Litvanya maçından beri takımı baltalamaktan başka hiçbişey yapmıyor Semih. Litvanya maçında hem savunmada hem hücümda her pozisyonda hata yaptı. Petravicius'un efsanevi performansının altına imzasını atsa yeridir. Hadi Semih kendini turnuvaya hazırlayamamış, kafası turnuvada değil, sevgilisiyle kavga etmiştir vs vs.. Peki takımın başında koç diye duran Tanjeviç bunu görmüyormu? Litvanya maçının son çeğreyinde 5 faul almasaydı Semih hala oyunda olacaktı ve muhtemelen maçı kaybedecektik. 

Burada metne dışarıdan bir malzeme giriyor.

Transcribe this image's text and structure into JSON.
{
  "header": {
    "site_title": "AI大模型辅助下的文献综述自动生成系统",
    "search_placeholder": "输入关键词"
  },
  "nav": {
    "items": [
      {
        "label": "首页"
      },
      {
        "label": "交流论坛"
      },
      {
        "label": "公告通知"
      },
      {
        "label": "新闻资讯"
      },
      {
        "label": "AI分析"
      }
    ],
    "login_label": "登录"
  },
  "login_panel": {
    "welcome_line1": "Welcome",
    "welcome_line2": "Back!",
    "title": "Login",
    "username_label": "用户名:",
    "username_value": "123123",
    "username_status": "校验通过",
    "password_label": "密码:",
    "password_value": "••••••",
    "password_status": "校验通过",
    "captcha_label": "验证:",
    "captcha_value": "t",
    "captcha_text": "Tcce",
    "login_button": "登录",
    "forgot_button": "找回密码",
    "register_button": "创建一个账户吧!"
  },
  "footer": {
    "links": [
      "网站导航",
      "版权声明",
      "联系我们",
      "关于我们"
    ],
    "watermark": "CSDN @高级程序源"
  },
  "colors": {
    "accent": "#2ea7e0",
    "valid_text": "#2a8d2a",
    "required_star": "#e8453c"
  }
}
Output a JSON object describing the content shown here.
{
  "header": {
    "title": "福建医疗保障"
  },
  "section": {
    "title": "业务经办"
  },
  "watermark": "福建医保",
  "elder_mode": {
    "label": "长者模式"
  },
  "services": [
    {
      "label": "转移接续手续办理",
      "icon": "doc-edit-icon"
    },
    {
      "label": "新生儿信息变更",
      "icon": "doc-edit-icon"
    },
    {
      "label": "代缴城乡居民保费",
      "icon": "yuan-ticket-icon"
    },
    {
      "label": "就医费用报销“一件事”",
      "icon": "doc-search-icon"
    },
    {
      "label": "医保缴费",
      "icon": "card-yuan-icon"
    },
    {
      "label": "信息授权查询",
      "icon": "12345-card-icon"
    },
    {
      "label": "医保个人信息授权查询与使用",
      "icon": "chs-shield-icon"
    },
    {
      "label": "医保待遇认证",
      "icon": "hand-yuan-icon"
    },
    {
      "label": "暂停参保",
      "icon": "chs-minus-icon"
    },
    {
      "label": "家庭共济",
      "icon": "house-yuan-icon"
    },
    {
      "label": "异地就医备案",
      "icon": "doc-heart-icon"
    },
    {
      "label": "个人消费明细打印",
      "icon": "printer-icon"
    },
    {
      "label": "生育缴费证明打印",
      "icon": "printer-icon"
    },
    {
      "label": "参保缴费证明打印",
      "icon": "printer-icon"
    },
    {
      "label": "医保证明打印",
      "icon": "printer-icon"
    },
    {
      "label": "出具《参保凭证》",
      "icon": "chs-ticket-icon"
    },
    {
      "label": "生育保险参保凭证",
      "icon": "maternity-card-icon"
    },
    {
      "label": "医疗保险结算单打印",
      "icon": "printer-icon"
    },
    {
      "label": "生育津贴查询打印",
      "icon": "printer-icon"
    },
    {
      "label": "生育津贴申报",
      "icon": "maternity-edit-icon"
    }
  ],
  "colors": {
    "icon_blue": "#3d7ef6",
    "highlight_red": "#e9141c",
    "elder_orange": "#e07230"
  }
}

Hadi Litvanya maçı gergin bi maçtı onun mazereti hazır. Bulgaristan gibi bir idman maçında 97 saniyede 3 faul alıp kenara gelmek nedir?? Nasıl bir sporcu takımını bu kadar göz göre göre sabote edebilir?? Semih'i biz izlerken sinir krizleri geçiriyoruz. Acaba Kaya Peker evinde maçları izlerken "Benim yerime ala ala bunuma aldın Tanjevic?" diyomudur??

Bu iki oyuncumuz dışında Hedo ve Ersan bekleneni verdiler. Oğuz Savaş'ın post-up pozisyonunda ne kadar etkili olduğunu rakibi sırtına aldığı her pozisyonda gördük. Kerem tecrübesini kullanarak takımın top paylaşımını çok iyi ayarladı. Bütün bunların yanında özellikle dış savunmada rakibi ısırıan Bekir ve Sinan rakibin oyununu müthiş bozuyorlar.

Aksayan tek nokta uzunların çabuk faul alması. Oğuz ve Ömer savunmada aldıkları çabuk faullerle bizi Semih'e mecbur bırakıyorlar. Bu geceki Polonya maçında buna biraz dikkat etmemiz halinde ev sahibini geçeceğimizi düşünüyorum. Polonya'nın iki maçtır son derece dar bir rotasyonla oynaması onları bu akşamki maça yorgun çıkaracaktır. Buda ciddi bir avantaj bizim için. 

Lütfen bu geceki maçı izlerken Kaya Peker'i şu kadroda hayal edip, alabileceğimiz madalyanın rengini tasarlayın.

Görüşmek üzere.

7 Eylül 2009 Pazartesi

Bir Şampiyona Başlarken

Herkese selamlar;

Avrupa basketbol şampiyonasının başlamasına saatler kala benim gibi pek çok basketbolseverin iftar vaktini bekler gibi maç saatini beklediğinden hiç şüphem yok. Genel bir değerlendirme yapmak için biraz geç kaldığımın farkındayım o yüzden grup maçları süresince sadece Türkiye maçları hakkında bişeyler karalamaya çalışıcam.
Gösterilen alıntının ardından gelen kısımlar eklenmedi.